A tiragem de três cartas — aprender a disposição mais útil para iniciantes

Uma vez à vontade com a carta diária, o passo seguinte mais recomendável é a tiragem de três cartas. Se uma carta é uma só palavra, três cartas tornam-se uma pequena frase. A disposição mais simples e ao mesmo tempo mais usada, é ideal para um iniciante saborear, pela primeira vez, «as cartas a falarem entre si».

O quadro mais usado é «passado, presente, futuro». A primeira carta à esquerda reflete as raízes ou o fluxo que levou ao agora; o centro, o coração do presente; a direita, a direção para a qual isto tende se seguir o seu curso. Lendo as três da esquerda para a direita, unidas como uma frase que flui, ergue-se o enredo da situação.

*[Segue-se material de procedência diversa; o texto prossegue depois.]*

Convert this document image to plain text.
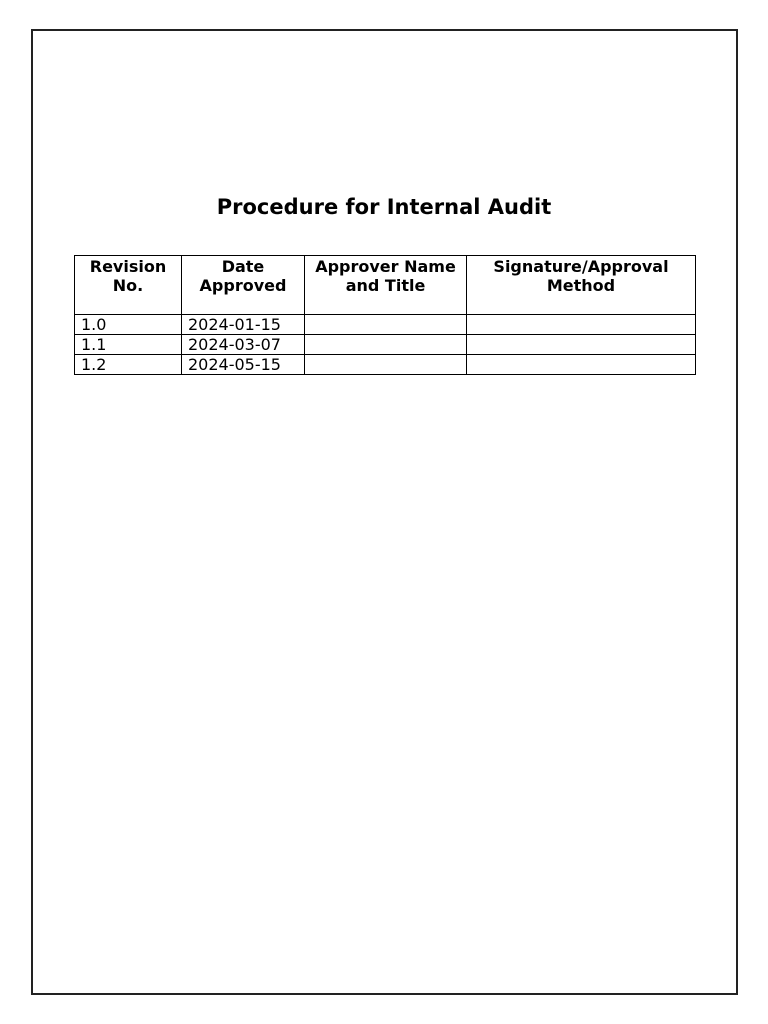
Procedure for Internal Audit
Revision No.	Date Approved	Approver Name and Title	Signature/Approval Method
1.0	2024-01-15		
1.1	2024-03-07		
1.2	2024-05-15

Não é só passado, presente, futuro. Podes fixar o sentido das posições conforme a tua pergunta: «situação, ação, resultado», «corpo, mente, espírito», «tu, o outro, a ligação», «opção A, opção B, conselho». Como as posições dão a cada carta um papel, o quadro que escolheres é em si que pergunta fazes. O truque é decidir primeiro, antes de tirar, «o que representarão estas três posições?».

Ao ler, não olhes as três cartas em separado; deixa-as conversar. O ânimo aclara-se ou escurece da esquerda para a direita? Continua o mesmo naipe, sobem os números? O veio que flui «entre» carta e carta —a continuidade e a mudança— é justamente onde vive a intuição. Não estás a somar três significados soltos, mas a ver o fluxo que as três desenham juntas.

Há uma coisa que convém segurar com leveza, isso sim. A tiragem de três cartas é um pequeno espelho que reflete uma situação parada «em movimento», não um prognóstico fixo. Aqui a posição do «futuro» significa só «a direção para a qual isto tende se nada mudar», e o poder de mudar essa direção é sempre teu. Como sempre na FortuneLeaf, o tarô não anuncia um destino fixo: o fluxo de três cartas é só um espelho que te ajuda a dar um passo atrás e olhar onde te encontras agora.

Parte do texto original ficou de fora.